Chinese Opera Film: At the Intersection of Theater, Cinema, and Politics

June 14-17, 2012

This international project on Chinese opera film to be based at the Chicago Beijing Center emerges from a pioneering two-day symposium on this topic co-organized by Judith Zeitlin (EALC) and Paola Iovene (EALC) at the University of Chicago Film Studies Center in April 2009. The success of the symposium led to an invitation from The Opera Quarterly to co-edit a special double issue on this topic, the first time that this journal (published by Oxford) has ventured outside the Western canon. This special issue was simultaneously published both as a hard copy and on line in September 2010: http://oq.oxfordjournals.org/content/26/2-3.toc?etoc

Chinese opera films are much more than mere stage recordings and by no means a minor byproduct for the film industry. Opera films were produced in astounding numbers in socialist China—120+ from 1953-1966 alone; another 216+ were produced from1970-1988, and although the number of releases has since radically decreased, new opera films continue to be released every year and the old “classics” are constantly aired on the CCTV opera channels. Although many of these films can be considered important works in their own right, scholars of Chinese cinema have only paid scant attention to them.

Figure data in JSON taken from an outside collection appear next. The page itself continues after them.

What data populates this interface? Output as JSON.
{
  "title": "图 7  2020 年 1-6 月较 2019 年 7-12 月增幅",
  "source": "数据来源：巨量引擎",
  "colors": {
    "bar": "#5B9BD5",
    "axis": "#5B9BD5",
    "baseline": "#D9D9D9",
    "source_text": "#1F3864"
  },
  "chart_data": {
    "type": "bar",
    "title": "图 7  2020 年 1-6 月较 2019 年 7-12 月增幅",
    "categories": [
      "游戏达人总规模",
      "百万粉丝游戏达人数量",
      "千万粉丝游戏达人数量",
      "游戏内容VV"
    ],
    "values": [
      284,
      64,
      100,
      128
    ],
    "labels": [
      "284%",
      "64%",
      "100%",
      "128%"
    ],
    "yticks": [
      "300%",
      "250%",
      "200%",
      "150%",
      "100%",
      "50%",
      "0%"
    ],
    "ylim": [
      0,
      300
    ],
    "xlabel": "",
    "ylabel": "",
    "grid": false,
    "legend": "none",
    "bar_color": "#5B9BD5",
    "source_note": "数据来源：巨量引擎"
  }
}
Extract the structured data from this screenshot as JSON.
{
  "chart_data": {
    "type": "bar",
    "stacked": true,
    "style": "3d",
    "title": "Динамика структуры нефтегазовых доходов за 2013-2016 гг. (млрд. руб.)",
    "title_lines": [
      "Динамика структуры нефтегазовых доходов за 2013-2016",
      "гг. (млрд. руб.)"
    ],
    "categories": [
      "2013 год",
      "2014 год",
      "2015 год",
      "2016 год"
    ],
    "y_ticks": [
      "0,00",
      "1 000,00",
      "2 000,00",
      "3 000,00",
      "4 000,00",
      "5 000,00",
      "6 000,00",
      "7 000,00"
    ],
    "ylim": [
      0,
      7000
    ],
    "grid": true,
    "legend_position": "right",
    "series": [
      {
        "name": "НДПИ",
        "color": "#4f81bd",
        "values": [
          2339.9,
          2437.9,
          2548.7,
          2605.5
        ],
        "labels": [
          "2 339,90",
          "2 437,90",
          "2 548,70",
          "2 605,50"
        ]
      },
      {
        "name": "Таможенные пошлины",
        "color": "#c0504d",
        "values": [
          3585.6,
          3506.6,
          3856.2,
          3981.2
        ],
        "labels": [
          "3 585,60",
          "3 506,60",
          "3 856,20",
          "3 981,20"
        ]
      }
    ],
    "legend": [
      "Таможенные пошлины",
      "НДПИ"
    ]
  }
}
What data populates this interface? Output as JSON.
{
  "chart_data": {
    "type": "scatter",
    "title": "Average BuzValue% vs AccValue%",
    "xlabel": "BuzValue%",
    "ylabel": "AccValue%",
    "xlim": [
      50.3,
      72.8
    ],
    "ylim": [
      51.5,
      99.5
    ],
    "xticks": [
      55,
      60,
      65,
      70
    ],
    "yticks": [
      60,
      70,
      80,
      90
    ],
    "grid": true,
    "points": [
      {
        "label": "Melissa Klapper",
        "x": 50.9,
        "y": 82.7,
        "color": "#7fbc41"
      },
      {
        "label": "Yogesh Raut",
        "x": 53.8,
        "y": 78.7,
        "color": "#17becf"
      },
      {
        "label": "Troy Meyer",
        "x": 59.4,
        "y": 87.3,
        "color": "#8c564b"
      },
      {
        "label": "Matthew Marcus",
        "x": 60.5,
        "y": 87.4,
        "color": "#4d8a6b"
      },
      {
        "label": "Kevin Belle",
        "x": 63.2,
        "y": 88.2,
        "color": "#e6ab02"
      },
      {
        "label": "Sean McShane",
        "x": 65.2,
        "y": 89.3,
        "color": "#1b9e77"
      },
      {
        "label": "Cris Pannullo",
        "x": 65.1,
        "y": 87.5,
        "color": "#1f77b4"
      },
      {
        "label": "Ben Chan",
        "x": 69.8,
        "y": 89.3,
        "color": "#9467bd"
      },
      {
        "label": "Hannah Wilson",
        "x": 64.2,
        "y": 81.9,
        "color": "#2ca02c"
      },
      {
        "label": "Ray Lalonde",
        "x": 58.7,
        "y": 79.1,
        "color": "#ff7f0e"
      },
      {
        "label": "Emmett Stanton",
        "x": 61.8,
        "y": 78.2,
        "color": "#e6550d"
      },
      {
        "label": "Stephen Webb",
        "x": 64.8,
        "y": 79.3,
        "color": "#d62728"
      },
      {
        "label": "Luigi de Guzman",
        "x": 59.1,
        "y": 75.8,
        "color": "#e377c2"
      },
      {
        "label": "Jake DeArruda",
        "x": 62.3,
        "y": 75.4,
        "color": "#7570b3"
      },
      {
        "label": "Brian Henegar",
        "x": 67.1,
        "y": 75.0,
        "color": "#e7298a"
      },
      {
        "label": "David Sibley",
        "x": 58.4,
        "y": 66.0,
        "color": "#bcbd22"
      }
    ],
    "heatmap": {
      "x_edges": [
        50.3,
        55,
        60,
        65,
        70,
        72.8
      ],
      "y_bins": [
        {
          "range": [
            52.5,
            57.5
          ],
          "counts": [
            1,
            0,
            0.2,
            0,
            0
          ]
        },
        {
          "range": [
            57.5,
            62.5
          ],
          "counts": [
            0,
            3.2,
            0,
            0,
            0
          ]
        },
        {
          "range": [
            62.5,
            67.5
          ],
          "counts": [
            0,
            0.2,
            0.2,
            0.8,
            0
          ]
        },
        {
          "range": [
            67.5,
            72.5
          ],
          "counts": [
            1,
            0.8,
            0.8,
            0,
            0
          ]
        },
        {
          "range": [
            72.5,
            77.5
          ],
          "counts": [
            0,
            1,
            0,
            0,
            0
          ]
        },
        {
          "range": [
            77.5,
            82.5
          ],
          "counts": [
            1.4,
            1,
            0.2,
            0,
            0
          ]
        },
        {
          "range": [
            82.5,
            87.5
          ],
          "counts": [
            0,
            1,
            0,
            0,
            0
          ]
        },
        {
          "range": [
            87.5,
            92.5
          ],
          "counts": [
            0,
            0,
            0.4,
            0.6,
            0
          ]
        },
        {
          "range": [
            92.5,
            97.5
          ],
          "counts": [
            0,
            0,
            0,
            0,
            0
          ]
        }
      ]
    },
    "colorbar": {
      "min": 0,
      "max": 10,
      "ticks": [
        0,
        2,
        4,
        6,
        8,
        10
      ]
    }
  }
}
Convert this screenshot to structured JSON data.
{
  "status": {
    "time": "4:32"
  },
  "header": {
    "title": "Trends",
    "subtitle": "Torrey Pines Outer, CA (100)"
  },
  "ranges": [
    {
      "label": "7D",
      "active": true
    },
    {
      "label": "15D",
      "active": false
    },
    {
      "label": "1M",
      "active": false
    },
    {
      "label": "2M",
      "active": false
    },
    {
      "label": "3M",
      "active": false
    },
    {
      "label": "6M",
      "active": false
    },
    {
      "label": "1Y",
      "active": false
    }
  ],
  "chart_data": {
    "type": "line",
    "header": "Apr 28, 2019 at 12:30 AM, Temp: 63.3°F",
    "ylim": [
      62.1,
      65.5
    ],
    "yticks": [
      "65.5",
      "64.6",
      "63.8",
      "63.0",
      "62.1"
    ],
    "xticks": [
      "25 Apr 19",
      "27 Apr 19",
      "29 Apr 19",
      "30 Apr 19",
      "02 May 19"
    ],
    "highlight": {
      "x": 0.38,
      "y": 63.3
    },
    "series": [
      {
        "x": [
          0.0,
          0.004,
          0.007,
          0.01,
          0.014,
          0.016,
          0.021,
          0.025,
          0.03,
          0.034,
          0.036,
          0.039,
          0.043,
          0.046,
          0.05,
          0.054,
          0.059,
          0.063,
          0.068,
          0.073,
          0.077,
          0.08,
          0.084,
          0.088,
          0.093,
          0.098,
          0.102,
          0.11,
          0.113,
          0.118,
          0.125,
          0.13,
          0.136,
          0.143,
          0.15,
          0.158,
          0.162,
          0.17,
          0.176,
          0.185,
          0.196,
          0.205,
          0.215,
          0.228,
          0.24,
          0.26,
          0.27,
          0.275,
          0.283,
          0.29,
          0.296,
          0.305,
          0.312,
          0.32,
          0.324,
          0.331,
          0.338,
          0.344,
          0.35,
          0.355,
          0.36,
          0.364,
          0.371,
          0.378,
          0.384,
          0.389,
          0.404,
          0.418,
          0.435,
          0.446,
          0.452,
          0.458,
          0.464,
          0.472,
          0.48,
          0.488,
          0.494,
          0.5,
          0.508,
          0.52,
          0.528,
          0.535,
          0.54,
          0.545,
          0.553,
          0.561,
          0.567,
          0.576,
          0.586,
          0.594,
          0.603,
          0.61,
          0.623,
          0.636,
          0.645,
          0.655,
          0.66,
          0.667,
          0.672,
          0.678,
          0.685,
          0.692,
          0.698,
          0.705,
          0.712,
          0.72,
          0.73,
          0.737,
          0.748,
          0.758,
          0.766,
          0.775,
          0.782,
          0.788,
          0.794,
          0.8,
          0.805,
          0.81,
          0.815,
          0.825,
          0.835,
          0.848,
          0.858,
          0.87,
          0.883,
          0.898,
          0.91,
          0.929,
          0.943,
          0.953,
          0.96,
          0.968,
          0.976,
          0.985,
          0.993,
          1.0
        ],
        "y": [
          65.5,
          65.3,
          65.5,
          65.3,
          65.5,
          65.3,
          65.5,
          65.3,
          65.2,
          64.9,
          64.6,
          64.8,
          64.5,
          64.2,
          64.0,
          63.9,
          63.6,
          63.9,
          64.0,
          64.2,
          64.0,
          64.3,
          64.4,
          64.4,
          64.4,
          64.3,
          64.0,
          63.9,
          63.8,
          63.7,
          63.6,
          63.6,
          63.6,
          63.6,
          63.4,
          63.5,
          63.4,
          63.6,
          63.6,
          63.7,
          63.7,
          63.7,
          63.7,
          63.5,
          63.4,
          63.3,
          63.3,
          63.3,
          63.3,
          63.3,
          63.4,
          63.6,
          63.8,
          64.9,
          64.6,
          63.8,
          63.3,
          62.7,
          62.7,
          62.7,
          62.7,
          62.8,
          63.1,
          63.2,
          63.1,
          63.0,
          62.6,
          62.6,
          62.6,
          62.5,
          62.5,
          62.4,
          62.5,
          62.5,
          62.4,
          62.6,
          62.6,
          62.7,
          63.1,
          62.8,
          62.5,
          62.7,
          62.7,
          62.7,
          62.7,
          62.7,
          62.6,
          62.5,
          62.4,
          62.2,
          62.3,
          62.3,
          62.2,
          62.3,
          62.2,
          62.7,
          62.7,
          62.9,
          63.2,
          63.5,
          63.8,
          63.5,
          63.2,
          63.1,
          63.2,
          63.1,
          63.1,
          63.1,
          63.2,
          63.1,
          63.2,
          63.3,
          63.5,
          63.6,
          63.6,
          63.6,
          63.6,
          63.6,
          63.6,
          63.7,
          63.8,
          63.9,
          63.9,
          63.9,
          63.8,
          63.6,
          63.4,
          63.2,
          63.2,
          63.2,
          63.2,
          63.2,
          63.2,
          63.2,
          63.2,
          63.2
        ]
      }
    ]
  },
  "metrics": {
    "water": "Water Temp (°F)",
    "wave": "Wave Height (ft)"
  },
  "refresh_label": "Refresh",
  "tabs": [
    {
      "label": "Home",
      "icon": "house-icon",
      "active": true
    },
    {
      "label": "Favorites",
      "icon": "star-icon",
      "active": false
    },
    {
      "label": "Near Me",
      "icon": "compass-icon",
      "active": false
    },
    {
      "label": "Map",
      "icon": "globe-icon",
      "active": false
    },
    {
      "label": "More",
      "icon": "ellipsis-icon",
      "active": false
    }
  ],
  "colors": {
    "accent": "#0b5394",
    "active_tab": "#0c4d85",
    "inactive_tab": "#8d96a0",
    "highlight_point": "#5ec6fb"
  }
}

Scholars of Chinese drama, on the other hand, have basically treated them as documents of stage practices and have not adequately considered their status as films and their position in Chinese film history. As our preliminary 2009 symposium demonstrated, to make sense of Chinese opera film, a collective effort is needed to bring together a variety of fields of inquiry and disciplinary approaches, including history, politics, drama, music, art design, and cinema.

The papers presented at the 2009 symposium focused on discourses and practices in the People’s Republic from its founding through the Cultural Revolution, bringing to light widely shared theoretical and practical concerns as well as the performative and musical elements that filmmakers adapted from various arts forms.  In the Beijing conference we will expand the inquiry into two directions: we will explore opera film as a transregional genre that was popular in Hong Kong, Taiwan, and throughout Southeast Asia, and will consider PRC opera films produced after 1978–a time in which Chinese state studios underwent important transformations. This will also involve considering the impact of “diasporic cinema” on these later PRC productions, thereby also enabling us to draw clearer connections between opera film reception abroad and post Cultural Revolution production. We expect the Beijing conference to continue the important work begun at the Chicago symposium of undertaking case studies of key films, filmmakers, and performers; such case studies provide a crucial empirical foundation for more sweeping overviews and analyses. Finally, it is hoped that the conference will contribute to strengthening the dialog between scholars based in the US and Europe, and those based in China, Hong Kong, and Singapore—a central mission, as we see it, of the Chicago Beijing Center.

Organizers:Judith Zeitlin (Department of East Asian Languages and Civilizations) and Paola Iovene (Department of East Asian Languages and Civilizations) in collaboration with Shanghai University and the National Academy of Chinese Theatre Arts.